Престарелая особа, торговавшая ячменным сахаром и журнальчиком «Дикки Страус» в лавке на углу, куда школьникам по традиции ходить особо не возбранялось, завела себе юную помощницу, и Чешир, отпрыск прижимистого лорда, быстро смекнул, что эту толстушечку можно запросто поиметь за русский зелененький доллар. Ван был в числе первых, воспользовавшихся ее благосклонностью. Это происходило в полутьме, среди мешков и ящиков, где-то в глубине лавки уже после закрытия. Заявив ей, что ему шестнадцать, а не четырнадцать и что он повеса, не девственник, наш юный развратник пришел в явное замешательство, когда, стремясь быстрыми действиями восполнить свою неопытность, испустил на гостеприимный матрас то, что она с такой радостью готова была принять без остатка. Дело пошло успешней минут через пять, когда со своим покончили Чешир и Заграфос. Но лишь во время следующего совокупления Вану выпало по-настоящему насладиться ее нежной податливостью, мягким сладостным сжатием, азартом толкающего усилия. Видя в ней всего лишь жирненькую свинку-потаскушку, он отстранялся локтем, если, когда он кончал, она тянулась его целовать, и еще, подглядев, как это делает Чешир, быстро ощупывал карман – на месте ли бумажник; но непонятно почему, хоть уж последний из десятков не менее четырех пароксизмов потух и сгинул в привычном потоке сминающегося времени и поезд уже катил Вана мимо то темневших, то зеленевших полей в Ардис, внезапно в его памяти с неожиданной поэтичностью ожил образ той убогой девицы, кухонные ароматы ее рук, влажные веки, озаряемые внезапным вспыхиванием зажигалки Чешира, и даже скрип шагов старой глухой миссис Джимбер в спальне наверху.
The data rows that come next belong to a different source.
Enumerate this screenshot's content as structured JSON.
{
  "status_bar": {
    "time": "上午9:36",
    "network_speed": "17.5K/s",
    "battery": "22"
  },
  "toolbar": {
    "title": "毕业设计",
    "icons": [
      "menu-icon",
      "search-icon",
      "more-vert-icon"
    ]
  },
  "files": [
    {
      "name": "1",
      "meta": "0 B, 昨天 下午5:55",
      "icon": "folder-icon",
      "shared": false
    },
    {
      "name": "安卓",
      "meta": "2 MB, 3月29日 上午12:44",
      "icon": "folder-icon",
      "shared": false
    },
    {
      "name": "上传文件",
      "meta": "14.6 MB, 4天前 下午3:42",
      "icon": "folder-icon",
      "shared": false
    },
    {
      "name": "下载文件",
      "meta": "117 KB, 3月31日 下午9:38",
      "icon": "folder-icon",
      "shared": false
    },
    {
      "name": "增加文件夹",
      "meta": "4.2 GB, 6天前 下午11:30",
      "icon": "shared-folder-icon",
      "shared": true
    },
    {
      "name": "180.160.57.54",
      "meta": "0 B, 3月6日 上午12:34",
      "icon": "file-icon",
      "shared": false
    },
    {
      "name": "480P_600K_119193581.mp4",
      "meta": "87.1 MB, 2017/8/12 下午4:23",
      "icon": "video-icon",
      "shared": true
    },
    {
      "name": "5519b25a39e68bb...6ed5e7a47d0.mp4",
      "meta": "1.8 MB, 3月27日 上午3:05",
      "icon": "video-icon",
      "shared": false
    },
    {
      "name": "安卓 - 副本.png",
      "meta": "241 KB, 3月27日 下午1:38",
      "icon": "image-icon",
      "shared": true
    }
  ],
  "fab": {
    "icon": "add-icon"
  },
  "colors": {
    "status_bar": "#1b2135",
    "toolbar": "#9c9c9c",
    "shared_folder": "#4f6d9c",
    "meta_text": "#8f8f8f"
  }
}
В элегантном купе первого класса, когда рука в перчатке продета в качающуюся сбоку бархатную шлейку, невозможно не ощутить себя, глядя как зримо проносится мимо необозримый ландшафт, истинно светским человеком. Но рассеянный взгляд нашего пассажира то и дело замирал на мгновение, он прислушивался к легкому зуду где-то внизу в надежде (благотворной, слава Богу!), что это лишь пустячное раздражение эпителия, не более.

5

Пополудни Ван сошел с двумя своими чемоданами в солнечную тишь маленькой сельской станции, откуда дорога, петляя, вела в Ардис-Холл, в который ему впервые в жизни предстояло попасть. Где-то в глубине воображения он ожидал увидеть оседланную для него лошадь; на самом же деле даже двуколки не оказалось. Начальник станции, загорелый толстяк в коричневом кителе, заметил, что его, видно, ожидают с вечерним поездом, который идет медленней, зато там вагон-ресторан. Он вызвался тотчас позвонить в Холл, но сперва дал сигнал отправления нервничавшему машинисту. Внезапно к платформе подкатил наемный экипаж; рыжеволосая дама, поддерживая шляпку, кинулась к поезду, сама веселясь своей гонке, и успела вскочить на подножку как раз перед тем, как поезду тронуться. Ван решил воспользоваться транспортом, предоставленным ему судьбой на данном отрезке времени, и уселся в старую calèche[36]36
  Коляску (фр.).


[Закрыть]
. Занявшая полчаса поездка оказалась весьма приятной. Коляска везла Вана через сосновые рощи и каменистые овраги, цветущий подлесок звенел голосами птиц и насекомых. Солнечные блики и кружевные тени плясали у него на ногах, заряжая зеленым мерцанием лишенную пары пуговицу на камзоле кучера. Миновали Торфянку, сонную деревушку, состоявшую из трех-четырех бревенчатых изб, мастерской починки молочных бидонов да кузницы, потонувшей в зарослях жасмина. Кучер махнул невидимому приятелю, и податливый экипаж слегка накренился за движением его руки. Далее кружили пыльной проселочной дорогой среди полей. Дорога ныряла и вздымалась, и на каждом пределе старое заводное такси притормаживало, вот-вот готовое замереть, но все же покорно превозмогало свою немощь.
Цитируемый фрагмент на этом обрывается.